Saturday, October 24, 2009

Reflections & Realizations

Some of the realizations I have been recently experiencing relate to the issues of complicated bereavement and how grief does not just vanish after the first year or with a marriage proposal. Each loss builds upon previous losses - that is one of the reasons I am so hesitant to transfer the boys out of this community and their high school. Our grief journey has been full of numerous losses and disappointments. These boys had a stepfather who talked the talk but didn't even have the decency to say goodbye to them. There's another loss and really abandonment. The financial struggles and having to leave our home are another.

Also, are there limits to what a person can experience? When does another loss become the one that breaks your back when you've had so many? I mention this because all grief and loss is hard. But those of us struggling financially without supportive family have different challenges to bear than those who don't have the same circumstances.

I guess what I am trying to articulate is that it is just not so easy to fully recover and move forward after such losses. Hollywood makes it look a lot easier and smoother than it is. And, I truly believe that the general population and especially those who haven't experienced much hardship do not realize all the complications resulting from the death of a significant other.

Maybe times are changing. Maybe people losing their jobs and homes with the Recession will result in some good by increasing the general public's overall compassion and understanding for others. Maybe that can extend out into the universe so we all become more tolerant and loving to all of humanity. Nice thought...


  1. it is my very humble opinion that after such losses we are forever changed. we don't do any of the catch phrases that are liberally sprinkled over the tops of those who grieve. we "don't get over it." we "don't get better." we "don't move past it."

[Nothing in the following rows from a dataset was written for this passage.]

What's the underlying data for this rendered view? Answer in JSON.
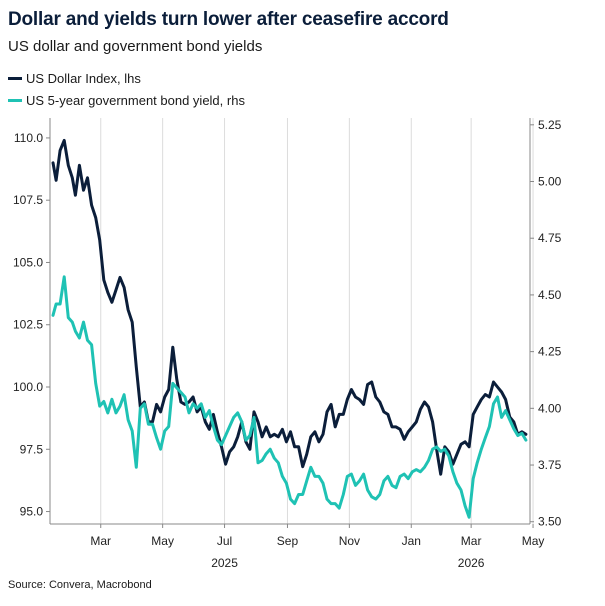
{
  "title": "Dollar and yields turn lower after ceasefire accord",
  "subtitle": "US dollar and government bond yields",
  "source": "Source: Convera, Macrobond",
  "chart_data": {
    "type": "line",
    "x_unit": "date",
    "left_axis": {
      "ylim": [
        94.5,
        110.8
      ],
      "ticks": [
        95.0,
        97.5,
        100.0,
        102.5,
        105.0,
        107.5,
        110.0
      ]
    },
    "right_axis": {
      "ylim": [
        3.49,
        5.28
      ],
      "ticks": [
        3.5,
        3.75,
        4.0,
        4.25,
        4.5,
        4.75,
        5.0,
        5.25
      ]
    },
    "x_ticks": [
      "Mar",
      "May",
      "Jul",
      "Sep",
      "Nov",
      "Jan",
      "Mar",
      "May"
    ],
    "x_tick_dates": [
      "2025-03-01",
      "2025-05-01",
      "2025-07-01",
      "2025-09-01",
      "2025-11-01",
      "2026-01-01",
      "2026-03-01",
      "2026-05-01"
    ],
    "year_labels": [
      {
        "label": "2025",
        "date": "2025-07-01"
      },
      {
        "label": "2026",
        "date": "2026-03-01"
      }
    ],
    "x_range": [
      "2025-01-10",
      "2026-04-28"
    ],
    "series": [
      {
        "name": "US Dollar Index, lhs",
        "axis": "left",
        "color": "#0b1e3a",
        "points": [
          [
            "2025-01-13",
            109.0
          ],
          [
            "2025-01-16",
            108.3
          ],
          [
            "2025-01-20",
            109.5
          ],
          [
            "2025-01-24",
            109.9
          ],
          [
            "2025-01-28",
            108.9
          ],
          [
            "2025-02-01",
            108.4
          ],
          [
            "2025-02-04",
            107.7
          ],
          [
            "2025-02-08",
            108.9
          ],
          [
            "2025-02-12",
            107.9
          ],
          [
            "2025-02-16",
            108.4
          ],
          [
            "2025-02-20",
            107.3
          ],
          [
            "2025-02-24",
            106.8
          ],
          [
            "2025-02-28",
            105.9
          ],
          [
            "2025-03-04",
            104.3
          ],
          [
            "2025-03-08",
            103.8
          ],
          [
            "2025-03-12",
            103.4
          ],
          [
            "2025-03-16",
            103.9
          ],
          [
            "2025-03-20",
            104.4
          ],
          [
            "2025-03-24",
            104.0
          ],
          [
            "2025-03-28",
            103.1
          ],
          [
            "2025-04-01",
            102.6
          ],
          [
            "2025-04-05",
            100.8
          ],
          [
            "2025-04-09",
            99.2
          ],
          [
            "2025-04-13",
            99.4
          ],
          [
            "2025-04-17",
            98.6
          ],
          [
            "2025-04-21",
            98.6
          ],
          [
            "2025-04-25",
            99.3
          ],
          [
            "2025-04-29",
            99.0
          ],
          [
            "2025-05-03",
            99.6
          ],
          [
            "2025-05-07",
            99.9
          ],
          [
            "2025-05-11",
            101.6
          ],
          [
            "2025-05-15",
            100.3
          ],
          [
            "2025-05-19",
            99.4
          ],
          [
            "2025-05-23",
            99.3
          ],
          [
            "2025-05-27",
            99.4
          ],
          [
            "2025-05-31",
            99.6
          ],
          [
            "2025-06-04",
            99.0
          ],
          [
            "2025-06-08",
            99.2
          ],
          [
            "2025-06-12",
            98.6
          ],
          [
            "2025-06-16",
            98.3
          ],
          [
            "2025-06-20",
            98.9
          ],
          [
            "2025-06-24",
            98.2
          ],
          [
            "2025-06-28",
            97.6
          ],
          [
            "2025-07-02",
            96.9
          ],
          [
            "2025-07-06",
            97.4
          ],
          [
            "2025-07-10",
            97.6
          ],
          [
            "2025-07-14",
            98.0
          ],
          [
            "2025-07-18",
            98.6
          ],
          [
            "2025-07-22",
            97.8
          ],
          [
            "2025-07-26",
            97.5
          ],
          [
            "2025-07-30",
            99.0
          ],
          [
            "2025-08-03",
            98.6
          ],
          [
            "2025-08-07",
            98.0
          ],
          [
            "2025-08-11",
            98.4
          ],
          [
            "2025-08-15",
            98.0
          ],
          [
            "2025-08-19",
            98.1
          ],
          [
            "2025-08-23",
            98.0
          ],
          [
            "2025-08-27",
            98.3
          ],
          [
            "2025-08-31",
            97.8
          ],
          [
            "2025-09-04",
            98.2
          ],
          [
            "2025-09-08",
            97.6
          ],
          [
            "2025-09-12",
            97.6
          ],
          [
            "2025-09-16",
            96.8
          ],
          [
            "2025-09-20",
            97.3
          ],
          [
            "2025-09-24",
            98.0
          ],
          [
            "2025-09-28",
            98.2
          ],
          [
            "2025-10-02",
            97.8
          ],
          [
            "2025-10-06",
            98.1
          ],
          [
            "2025-10-10",
            99.0
          ],
          [
            "2025-10-14",
            99.3
          ],
          [
            "2025-10-18",
            98.4
          ],
          [
            "2025-10-22",
            98.9
          ],
          [
            "2025-10-26",
            98.9
          ],
          [
            "2025-10-30",
            99.5
          ],
          [
            "2025-11-03",
            99.9
          ],
          [
            "2025-11-07",
            99.6
          ],
          [
            "2025-11-11",
            99.5
          ],
          [
            "2025-11-15",
            99.3
          ],
          [
            "2025-11-19",
            100.1
          ],
          [
            "2025-11-23",
            100.2
          ],
          [
            "2025-11-27",
            99.6
          ],
          [
            "2025-12-01",
            99.4
          ],
          [
            "2025-12-05",
            99.0
          ],
          [
            "2025-12-09",
            98.9
          ],
          [
            "2025-12-13",
            98.4
          ],
          [
            "2025-12-17",
            98.4
          ],
          [
            "2025-12-21",
            98.3
          ],
          [
            "2025-12-25",
            97.9
          ],
          [
            "2025-12-29",
            98.2
          ],
          [
            "2026-01-02",
            98.4
          ],
          [
            "2026-01-06",
            98.6
          ],
          [
            "2026-01-10",
            99.1
          ],
          [
            "2026-01-14",
            99.4
          ],
          [
            "2026-01-18",
            99.2
          ],
          [
            "2026-01-22",
            98.6
          ],
          [
            "2026-01-26",
            97.5
          ],
          [
            "2026-01-30",
            96.5
          ],
          [
            "2026-02-03",
            97.6
          ],
          [
            "2026-02-07",
            97.4
          ],
          [
            "2026-02-11",
            96.9
          ],
          [
            "2026-02-15",
            97.3
          ],
          [
            "2026-02-19",
            97.7
          ],
          [
            "2026-02-23",
            97.8
          ],
          [
            "2026-02-27",
            97.6
          ],
          [
            "2026-03-03",
            98.9
          ],
          [
            "2026-03-07",
            99.2
          ],
          [
            "2026-03-11",
            99.5
          ],
          [
            "2026-03-15",
            99.7
          ],
          [
            "2026-03-19",
            99.6
          ],
          [
            "2026-03-23",
            100.2
          ],
          [
            "2026-03-27",
            100.0
          ],
          [
            "2026-03-31",
            99.8
          ],
          [
            "2026-04-04",
            99.5
          ],
          [
            "2026-04-08",
            98.8
          ],
          [
            "2026-04-12",
            98.6
          ],
          [
            "2026-04-16",
            98.1
          ],
          [
            "2026-04-20",
            98.2
          ],
          [
            "2026-04-24",
            98.1
          ]
        ]
      },
      {
        "name": "US 5-year government bond yield, rhs",
        "axis": "right",
        "color": "#1fc2b4",
        "points": [
          [
            "2025-01-13",
            4.41
          ],
          [
            "2025-01-16",
            4.46
          ],
          [
            "2025-01-20",
            4.46
          ],
          [
            "2025-01-24",
            4.58
          ],
          [
            "2025-01-28",
            4.4
          ],
          [
            "2025-02-01",
            4.38
          ],
          [
            "2025-02-04",
            4.34
          ],
          [
            "2025-02-08",
            4.31
          ],
          [
            "2025-02-12",
            4.38
          ],
          [
            "2025-02-16",
            4.3
          ],
          [
            "2025-02-20",
            4.28
          ],
          [
            "2025-02-24",
            4.11
          ],
          [
            "2025-02-28",
            4.01
          ],
          [
            "2025-03-04",
            4.03
          ],
          [
            "2025-03-08",
            3.98
          ],
          [
            "2025-03-12",
            4.04
          ],
          [
            "2025-03-16",
            3.98
          ],
          [
            "2025-03-20",
            4.01
          ],
          [
            "2025-03-24",
            4.06
          ],
          [
            "2025-03-28",
            3.95
          ],
          [
            "2025-04-01",
            3.9
          ],
          [
            "2025-04-05",
            3.74
          ],
          [
            "2025-04-09",
            4.0
          ],
          [
            "2025-04-13",
            4.02
          ],
          [
            "2025-04-17",
            3.93
          ],
          [
            "2025-04-21",
            3.93
          ],
          [
            "2025-04-25",
            3.87
          ],
          [
            "2025-04-29",
            3.82
          ],
          [
            "2025-05-03",
            3.9
          ],
          [
            "2025-05-07",
            3.92
          ],
          [
            "2025-05-11",
            4.11
          ],
          [
            "2025-05-15",
            4.09
          ],
          [
            "2025-05-19",
            4.07
          ],
          [
            "2025-05-23",
            4.05
          ],
          [
            "2025-05-27",
            3.98
          ],
          [
            "2025-05-31",
            4.02
          ],
          [
            "2025-06-04",
            4.0
          ],
          [
            "2025-06-08",
            4.02
          ],
          [
            "2025-06-12",
            3.96
          ],
          [
            "2025-06-16",
            3.99
          ],
          [
            "2025-06-20",
            3.92
          ],
          [
            "2025-06-24",
            3.86
          ],
          [
            "2025-06-28",
            3.84
          ],
          [
            "2025-07-02",
            3.88
          ],
          [
            "2025-07-06",
            3.92
          ],
          [
            "2025-07-10",
            3.96
          ],
          [
            "2025-07-14",
            3.98
          ],
          [
            "2025-07-18",
            3.94
          ],
          [
            "2025-07-22",
            3.86
          ],
          [
            "2025-07-26",
            3.88
          ],
          [
            "2025-07-30",
            3.96
          ],
          [
            "2025-08-03",
            3.76
          ],
          [
            "2025-08-07",
            3.77
          ],
          [
            "2025-08-11",
            3.8
          ],
          [
            "2025-08-15",
            3.82
          ],
          [
            "2025-08-19",
            3.78
          ],
          [
            "2025-08-23",
            3.76
          ],
          [
            "2025-08-27",
            3.7
          ],
          [
            "2025-08-31",
            3.67
          ],
          [
            "2025-09-04",
            3.6
          ],
          [
            "2025-09-08",
            3.58
          ],
          [
            "2025-09-12",
            3.62
          ],
          [
            "2025-09-16",
            3.62
          ],
          [
            "2025-09-20",
            3.68
          ],
          [
            "2025-09-24",
            3.74
          ],
          [
            "2025-09-28",
            3.7
          ],
          [
            "2025-10-02",
            3.7
          ],
          [
            "2025-10-06",
            3.67
          ],
          [
            "2025-10-10",
            3.6
          ],
          [
            "2025-10-14",
            3.58
          ],
          [
            "2025-10-18",
            3.58
          ],
          [
            "2025-10-22",
            3.56
          ],
          [
            "2025-10-26",
            3.62
          ],
          [
            "2025-10-30",
            3.7
          ],
          [
            "2025-11-03",
            3.71
          ],
          [
            "2025-11-07",
            3.66
          ],
          [
            "2025-11-11",
            3.68
          ],
          [
            "2025-11-15",
            3.71
          ],
          [
            "2025-11-19",
            3.64
          ],
          [
            "2025-11-23",
            3.61
          ],
          [
            "2025-11-27",
            3.6
          ],
          [
            "2025-12-01",
            3.62
          ],
          [
            "2025-12-05",
            3.68
          ],
          [
            "2025-12-09",
            3.7
          ],
          [
            "2025-12-13",
            3.66
          ],
          [
            "2025-12-17",
            3.65
          ],
          [
            "2025-12-21",
            3.7
          ],
          [
            "2025-12-25",
            3.71
          ],
          [
            "2025-12-29",
            3.69
          ],
          [
            "2026-01-02",
            3.72
          ],
          [
            "2026-01-06",
            3.73
          ],
          [
            "2026-01-10",
            3.72
          ],
          [
            "2026-01-14",
            3.74
          ],
          [
            "2026-01-18",
            3.77
          ],
          [
            "2026-01-22",
            3.82
          ],
          [
            "2026-01-26",
            3.83
          ],
          [
            "2026-01-30",
            3.81
          ],
          [
            "2026-02-03",
            3.82
          ],
          [
            "2026-02-07",
            3.79
          ],
          [
            "2026-02-11",
            3.72
          ],
          [
            "2026-02-15",
            3.67
          ],
          [
            "2026-02-19",
            3.64
          ],
          [
            "2026-02-23",
            3.57
          ],
          [
            "2026-02-27",
            3.52
          ],
          [
            "2026-03-03",
            3.69
          ],
          [
            "2026-03-07",
            3.76
          ],
          [
            "2026-03-11",
            3.82
          ],
          [
            "2026-03-15",
            3.87
          ],
          [
            "2026-03-19",
            3.92
          ],
          [
            "2026-03-23",
            4.02
          ],
          [
            "2026-03-27",
            4.05
          ],
          [
            "2026-03-31",
            3.96
          ],
          [
            "2026-04-04",
            3.99
          ],
          [
            "2026-04-08",
            3.95
          ],
          [
            "2026-04-12",
            3.91
          ],
          [
            "2026-04-16",
            3.88
          ],
          [
            "2026-04-20",
            3.89
          ],
          [
            "2026-04-24",
            3.86
          ]
        ]
      }
    ]
  }
}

    i think we are forever changed and we endure what the pain brings to us. "this too shall pass" applies only in that we gain strength to keep going as we adapt to the new us that has taken shape from the blow of a loved one's death. literally nothing in our lives will ever be the same again so why should be expected to go back to being the same person. how can we?

    we become a soul who has lost a part of ourselves. but we continue our lives for ourselves, for our loves ones still here. i like the thought i read in one of the other sites that stated something to the effect that when we go on living our lives, we should live them as fully as possible so that when we meet up with our deceased loved ones, we will have so much to tell them.

    as for compassion from others in the face of financial hardship, there will always be that huge fence line where gravity pulls at the ego of those sitting up there. which way it pulls them, either into the side of compassion and generosity or into the side of judgement and arrogance, will always depend on whether or not their ego hears their heart.

    i hope you are having a peaceful weekend in some form.

  2. wNs - I love all that you have written in the first three paragraphs. Maybe you can post those words on your blog so others can see them too. In just a few short paragraphs you relate so much about the grief experience but not in a morbid way. And you also offer hope to keep on living fully. Thank you for sharing your life and insights.

  3. wNs- Your words are so profound and explain so precisely what my and many others grief experience has been like. I gain so much from coming here and reading what everyone has to say. Thank you so much for sharing yourself so openly.